自由国際貿易における効果はその国の経済規模と成熟度によって伸縮するという研究結果がある。 自由貿易そのものは競争の正の成果と分業による効率化など数多の国に恩恵をもたらす。 しかし、自由貿易で他国とフェア競合するだけの余力の無い国家もあれば、大概の製品とサービスが自給自足できる大規模な産業が成熟し国際貿易にそこまで依存する必要のない国家もある。

日本も国際貿易において活躍をしているが国際貿易に更に依存する必要はない国家とみることができる。
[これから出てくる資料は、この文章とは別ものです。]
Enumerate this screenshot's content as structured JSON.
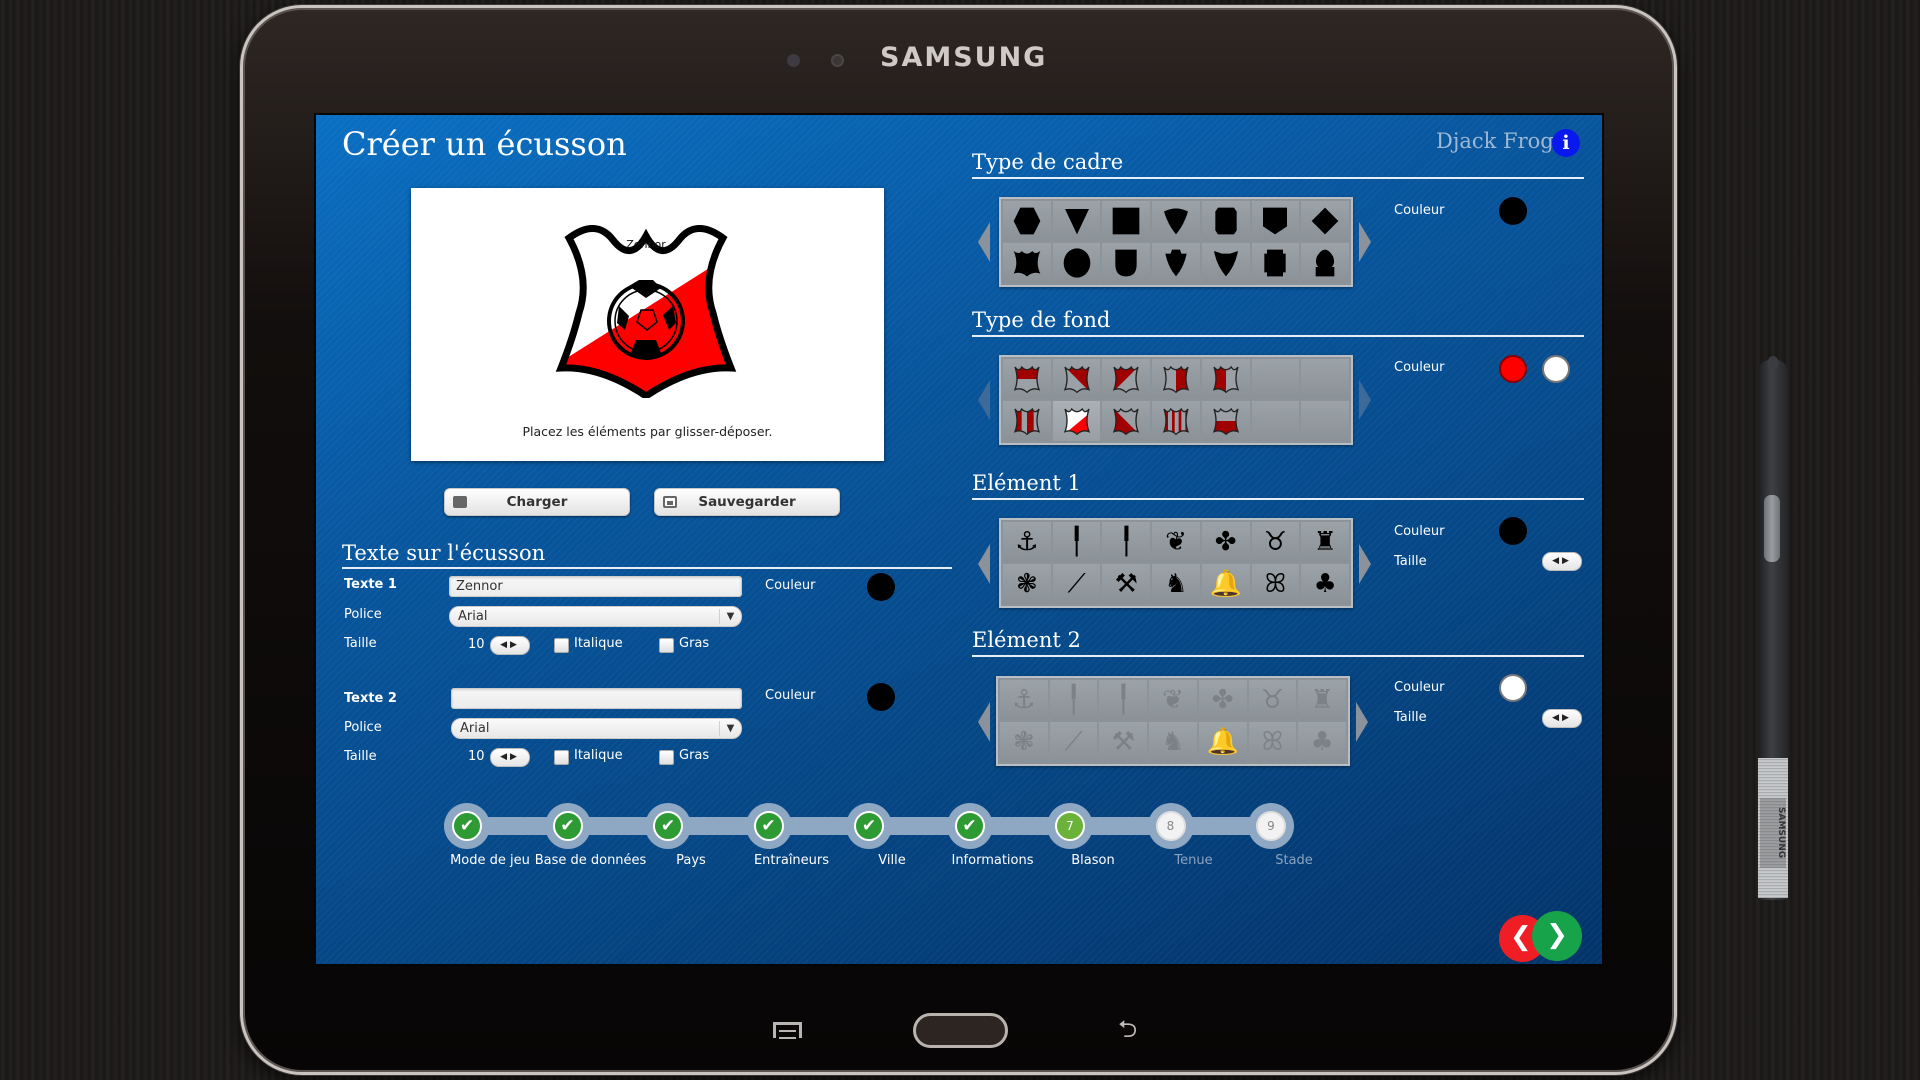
{
  "device": {
    "brand": "SAMSUNG",
    "stylus_brand": "SAMSUNG"
  },
  "header": {
    "title": "Créer un écusson",
    "user_name": "Djack Frog",
    "info_icon": "i"
  },
  "preview": {
    "crest_text": "Zennor",
    "hint": "Placez les éléments par glisser-déposer.",
    "crest_colors": {
      "primary": "#ff0000",
      "secondary": "#ffffff",
      "outline": "#000000"
    }
  },
  "actions": {
    "load_label": "Charger",
    "save_label": "Sauvegarder"
  },
  "text_section": {
    "title": "Texte sur l'écusson",
    "texts": [
      {
        "label": "Texte 1",
        "value": "Zennor",
        "color_label": "Couleur",
        "color": "#000000",
        "font_label": "Police",
        "font_value": "Arial",
        "size_label": "Taille",
        "size_value": "10",
        "italic_label": "Italique",
        "italic": false,
        "bold_label": "Gras",
        "bold": false
      },
      {
        "label": "Texte 2",
        "value": "",
        "color_label": "Couleur",
        "color": "#000000",
        "font_label": "Police",
        "font_value": "Arial",
        "size_label": "Taille",
        "size_value": "10",
        "italic_label": "Italique",
        "italic": false,
        "bold_label": "Gras",
        "bold": false
      }
    ]
  },
  "frame_type": {
    "title": "Type de cadre",
    "color_label": "Couleur",
    "color": "#000000",
    "shapes": [
      "hexagon",
      "triangle-down",
      "square",
      "pointed-shield",
      "rounded-rect",
      "pentagon-shield",
      "diamond",
      "scalloped-shield",
      "circle",
      "rounded-shield",
      "crowned-shield",
      "notched-shield",
      "notched-rect",
      "arch-base"
    ]
  },
  "background_type": {
    "title": "Type de fond",
    "color_label": "Couleur",
    "colors": [
      "#ff0000",
      "#ffffff"
    ],
    "patterns": [
      "top-half",
      "diagonal-left",
      "diagonal-right",
      "vertical-split-right",
      "vertical-split-left",
      "",
      "",
      "stripes",
      "diagonal-selected",
      "diagonal-bottom",
      "thin-stripes",
      "bottom-half",
      "",
      ""
    ]
  },
  "element1": {
    "title": "Elément 1",
    "color_label": "Couleur",
    "color": "#000000",
    "size_label": "Taille",
    "icons": [
      "anchor",
      "axe",
      "halberd",
      "bat",
      "bee",
      "bull",
      "tower",
      "thistle",
      "spear",
      "hammer",
      "lion",
      "bell",
      "butterfly",
      "clover"
    ],
    "glyphs": [
      "⚓",
      "╿",
      "╿",
      "❦",
      "✤",
      "♉",
      "♜",
      "❃",
      "⟋",
      "⚒",
      "♞",
      "🔔",
      "ꕤ",
      "♣"
    ]
  },
  "element2": {
    "title": "Elément 2",
    "color_label": "Couleur",
    "color": "#ffffff",
    "size_label": "Taille",
    "icons": [
      "anchor",
      "axe",
      "halberd",
      "bat",
      "bee",
      "bull",
      "tower",
      "thistle",
      "spear",
      "hammer",
      "lion",
      "bell",
      "butterfly",
      "clover"
    ],
    "glyphs": [
      "⚓",
      "╿",
      "╿",
      "❦",
      "✤",
      "♉",
      "♜",
      "❃",
      "⟋",
      "⚒",
      "♞",
      "🔔",
      "ꕤ",
      "♣"
    ]
  },
  "progress": {
    "steps": [
      {
        "label": "Mode de jeu",
        "status": "done",
        "marker": "✔"
      },
      {
        "label": "Base de données",
        "status": "done",
        "marker": "✔"
      },
      {
        "label": "Pays",
        "status": "done",
        "marker": "✔"
      },
      {
        "label": "Entraîneurs",
        "status": "done",
        "marker": "✔"
      },
      {
        "label": "Ville",
        "status": "done",
        "marker": "✔"
      },
      {
        "label": "Informations",
        "status": "done",
        "marker": "✔"
      },
      {
        "label": "Blason",
        "status": "current",
        "marker": "7"
      },
      {
        "label": "Tenue",
        "status": "todo",
        "marker": "8"
      },
      {
        "label": "Stade",
        "status": "todo",
        "marker": "9"
      }
    ],
    "current_step": 7,
    "total_steps": 9
  },
  "navigation": {
    "prev_glyph": "❮",
    "next_glyph": "❯"
  },
  "stepper_glyph": "◀▶",
  "select_arrow": "▼",
  "back_glyph": "⮌"
}
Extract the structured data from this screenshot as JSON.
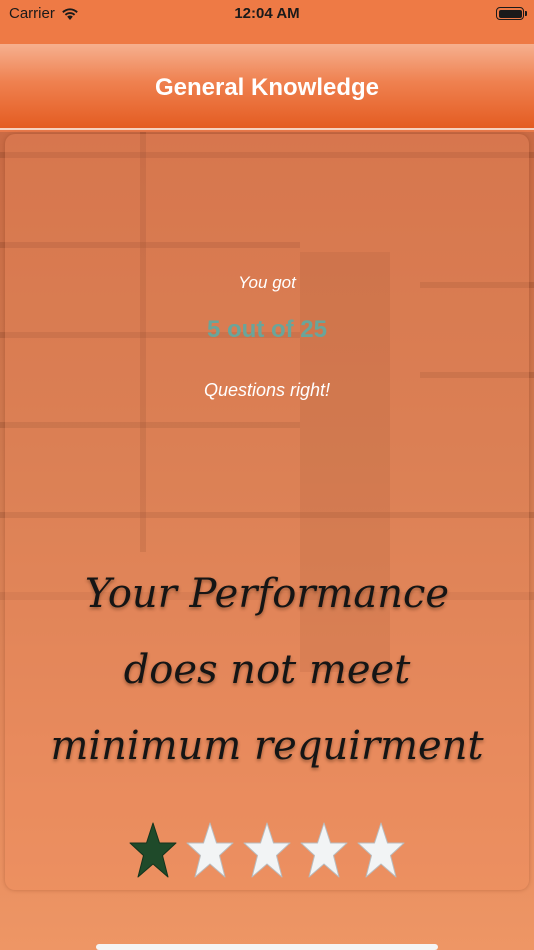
{
  "status_bar": {
    "carrier": "Carrier",
    "time": "12:04 AM"
  },
  "nav": {
    "title": "General Knowledge"
  },
  "result": {
    "intro": "You got",
    "score": "5 out of 25",
    "outro": "Questions right!",
    "message": "Your Performance does not meet minimum requirment"
  },
  "rating": {
    "max": 5,
    "value": 1,
    "filled_color": "#1f4a2a",
    "empty_color": "#f2f4f5"
  },
  "icons": {
    "wifi": "wifi-icon",
    "battery": "battery-icon",
    "star": "star-icon"
  }
}
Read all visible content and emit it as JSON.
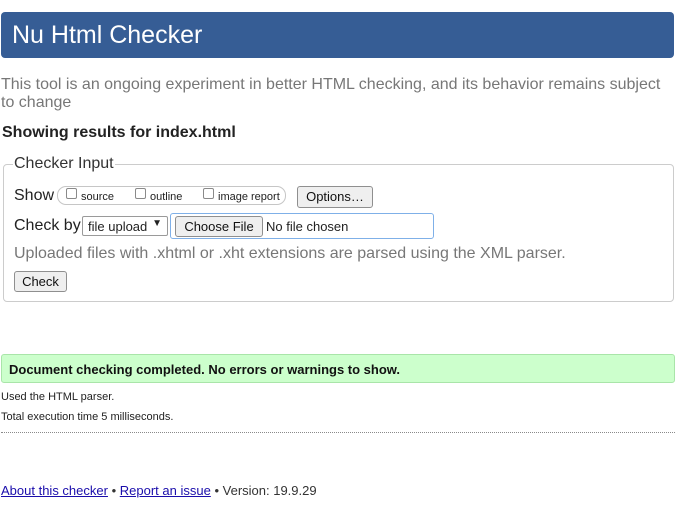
{
  "header": {
    "title": "Nu Html Checker"
  },
  "intro": "This tool is an ongoing experiment in better HTML checking, and its behavior remains subject to change",
  "showing_results": "Showing results for index.html",
  "checker_input": {
    "legend": "Checker Input",
    "show_label": "Show",
    "options": [
      {
        "label": "source",
        "checked": false
      },
      {
        "label": "outline",
        "checked": false
      },
      {
        "label": "image report",
        "checked": false
      }
    ],
    "options_button": "Options…",
    "check_by_label": "Check by",
    "check_by_value": "file upload",
    "choose_file_button": "Choose File",
    "no_file_text": "No file chosen",
    "hint": "Uploaded files with .xhtml or .xht extensions are parsed using the XML parser.",
    "check_button": "Check"
  },
  "result": {
    "message": "Document checking completed. No errors or warnings to show.",
    "parser_info": "Used the HTML parser.",
    "execution_time": "Total execution time 5 milliseconds."
  },
  "footer": {
    "about_link": "About this checker",
    "separator1": "•",
    "report_link": "Report an issue",
    "separator2": "•",
    "version": "Version: 19.9.29"
  },
  "colors": {
    "header_bg": "#365d95",
    "success_bg": "#ccffcc",
    "link": "#1a0dab"
  }
}
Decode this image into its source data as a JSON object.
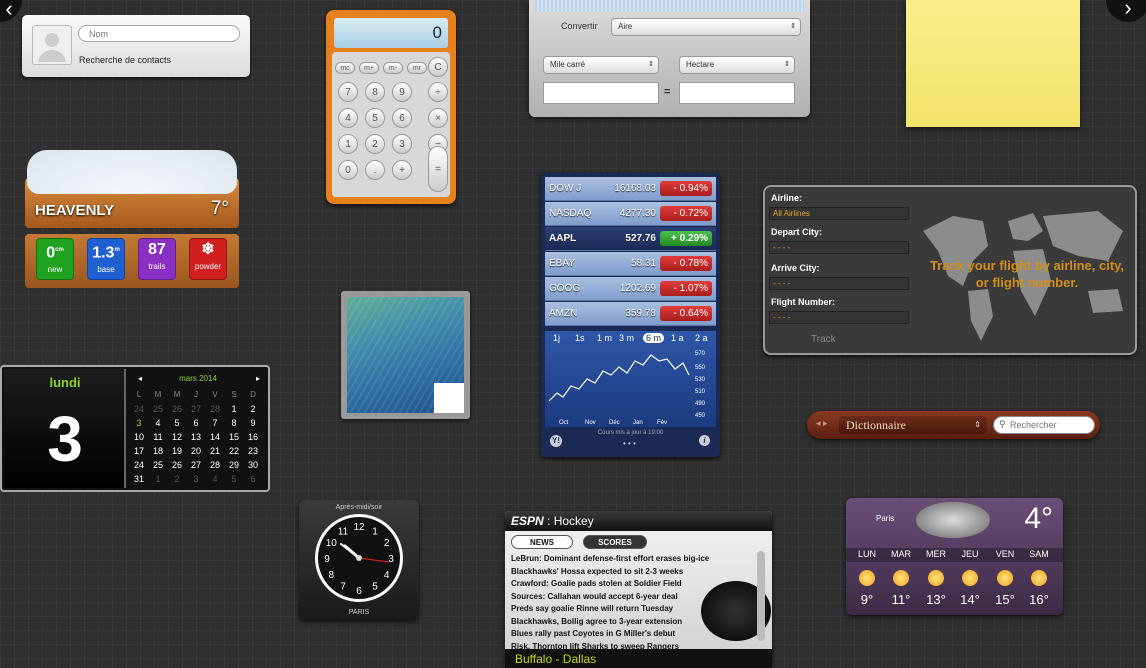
{
  "contacts": {
    "name_placeholder": "Nom",
    "label": "Recherche de contacts"
  },
  "calculator": {
    "display": "0",
    "memory_keys": [
      "mc",
      "m+",
      "m-",
      "mr"
    ],
    "op_keys": [
      "C",
      "=",
      "÷",
      "×",
      "−",
      "+"
    ],
    "digits": [
      "7",
      "8",
      "9",
      "4",
      "5",
      "6",
      "1",
      "2",
      "3",
      "0",
      "."
    ]
  },
  "converter": {
    "label": "Convertir",
    "category": "Aire",
    "from_unit": "Mile carré",
    "to_unit": "Hectare",
    "equals": "="
  },
  "ski": {
    "resort": "HEAVENLY",
    "temperature": "7°",
    "stats": [
      {
        "value": "0",
        "unit": "cm",
        "label": "new",
        "color": "#1fa31f"
      },
      {
        "value": "1.3",
        "unit": "m",
        "label": "base",
        "color": "#1f5fd1"
      },
      {
        "value": "87",
        "unit": "",
        "label": "trails",
        "color": "#8a2fc4"
      },
      {
        "value": "❄",
        "unit": "",
        "label": "powder",
        "color": "#d11f1f"
      }
    ]
  },
  "stocks": {
    "rows": [
      {
        "symbol": "DOW J",
        "price": "16168.03",
        "change": "- 0.94%",
        "dir": "neg"
      },
      {
        "symbol": "NASDAQ",
        "price": "4277.30",
        "change": "- 0.72%",
        "dir": "neg"
      },
      {
        "symbol": "AAPL",
        "price": "527.76",
        "change": "+ 0.29%",
        "dir": "pos"
      },
      {
        "symbol": "EBAY",
        "price": "58.31",
        "change": "- 0.78%",
        "dir": "neg"
      },
      {
        "symbol": "GOOG",
        "price": "1202.69",
        "change": "- 1.07%",
        "dir": "neg"
      },
      {
        "symbol": "AMZN",
        "price": "359.78",
        "change": "- 0.64%",
        "dir": "neg"
      }
    ],
    "ranges": [
      "1j",
      "1s",
      "1 m",
      "3 m",
      "6 m",
      "1 a",
      "2 a"
    ],
    "selected_range": "6 m",
    "y_ticks": [
      "570",
      "550",
      "530",
      "510",
      "490",
      "450"
    ],
    "x_ticks": [
      "Oct",
      "Nov",
      "Déc",
      "Jan",
      "Fév"
    ],
    "footer": "Cours mis à jour à 19:00"
  },
  "flight": {
    "airline_label": "Airline:",
    "airline_value": "All Airlines",
    "depart_label": "Depart City:",
    "arrive_label": "Arrive City:",
    "number_label": "Flight Number:",
    "placeholder": "- - - -",
    "track_button": "Track",
    "message": "Track your flight by airline, city, or flight number."
  },
  "calendar": {
    "day_name": "lundi",
    "day_number": "3",
    "month": "mars 2014",
    "weekdays": [
      "L",
      "M",
      "M",
      "J",
      "V",
      "S",
      "D"
    ],
    "weeks": [
      [
        "24",
        "25",
        "26",
        "27",
        "28",
        "1",
        "2"
      ],
      [
        "3",
        "4",
        "5",
        "6",
        "7",
        "8",
        "9"
      ],
      [
        "10",
        "11",
        "12",
        "13",
        "14",
        "15",
        "16"
      ],
      [
        "17",
        "18",
        "19",
        "20",
        "21",
        "22",
        "23"
      ],
      [
        "24",
        "25",
        "26",
        "27",
        "28",
        "29",
        "30"
      ],
      [
        "31",
        "1",
        "2",
        "3",
        "4",
        "5",
        "6"
      ]
    ]
  },
  "dictionary": {
    "source": "Dictionnaire",
    "search_placeholder": "Rechercher"
  },
  "clock": {
    "period": "Après-midi/soir",
    "city": "PARIS",
    "numerals": [
      "12",
      "1",
      "2",
      "3",
      "4",
      "5",
      "6",
      "7",
      "8",
      "9",
      "10",
      "11"
    ]
  },
  "espn": {
    "brand": "ESPN",
    "sport": "Hockey",
    "tabs": [
      "NEWS",
      "SCORES"
    ],
    "headlines": [
      "LeBrun: Dominant defense-first effort erases big-ice",
      "Blackhawks' Hossa expected to sit 2-3 weeks",
      "Crawford: Goalie pads stolen at Soldier Field",
      "Sources: Callahan would accept 6-year deal",
      "Preds say goalie Rinne will return Tuesday",
      "Blackhawks, Bollig agree to 3-year extension",
      "Blues rally past Coyotes in G Miller's debut",
      "Risk, Thornton lift Sharks to sweep Rangers"
    ],
    "ticker": "Buffalo - Dallas"
  },
  "weather": {
    "city": "Paris",
    "current_temp": "4°",
    "days": [
      {
        "day": "LUN",
        "temp": "9°"
      },
      {
        "day": "MAR",
        "temp": "11°"
      },
      {
        "day": "MER",
        "temp": "13°"
      },
      {
        "day": "JEU",
        "temp": "14°"
      },
      {
        "day": "VEN",
        "temp": "15°"
      },
      {
        "day": "SAM",
        "temp": "16°"
      }
    ]
  },
  "nav": {
    "prev": "‹",
    "next": "›"
  }
}
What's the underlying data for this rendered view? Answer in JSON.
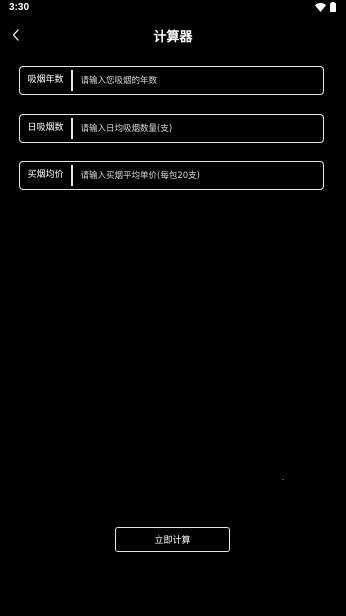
{
  "status_bar": {
    "time": "3:30",
    "icons": [
      "wifi-icon",
      "battery-icon"
    ]
  },
  "header": {
    "back_icon": "chevron-left-icon",
    "title": "计算器"
  },
  "form": {
    "fields": [
      {
        "label": "吸烟年数",
        "placeholder": "请输入您吸烟的年数",
        "value": ""
      },
      {
        "label": "日吸烟数",
        "placeholder": "请输入日均吸烟数量(支)",
        "value": ""
      },
      {
        "label": "买烟均价",
        "placeholder": "请输入买烟平均单价(每包20支)",
        "value": ""
      }
    ]
  },
  "actions": {
    "calculate_label": "立即计算"
  },
  "colors": {
    "background": "#000000",
    "border": "#e6e6e6",
    "text": "#ffffff"
  }
}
それゆえに諸外国との景気変動の同調性はこれからも低く、②と④の条件は満たさない。 



ただ、完成した国民国家の枠組みを保ち続ける中でも、日本にとってのグローバル資本主義の便利性および他国からの日本とのつながりを求められる立場によりグローバル資本主義世界の一員から外れることは無いであろう。 国家経済は成長し成熟段階に差し掛かると、労働力への需要は縮小し、失業が増える。 また、国家経済の成長が完結し、拡張する経済共栄圏への加盟することもない日本は、今までの経済成長という目標を見失うため、これかは統一された国家機関が日本国民一人一人に目標を明確に与えることもないであろう。 

その中で自分が何をしたらいいかわからないという国民個人が増え、前章に述べたアノミー化の問題がでてくるであろう。 だが、それと同時に国家が国家権力に逆らわない限りは必然的に国民全員に多元性を認めざるを得なくなる。 その中で日本人個人がそれぞれ自分自身で精神的に満たされた生きる価値観を見出していかなければならないことは、幸いでありかつそれと同時に重荷でもある。 

この激しく移り変わる世界経済情勢において、おそらく日本のみが独立した国民国家として存続する最後の国となりうるであろう。 だが独立した国民国家の経済と政治体制を保っていると同時に激動の世界経済の中で生きている限りは必然的にグローバル資本主義という潮流の中で利点を生かしつつ難点により悩まされ続ける。 また、この流れは止められないが、激流を和らげることは可能であろう。 どのような政治経済を施していけばいいかという具体的な答えはあえて出さないが、あえてその流れにあることを自覚しながら抵抗と適応に努めていく必要があることだけは提案しておきたい。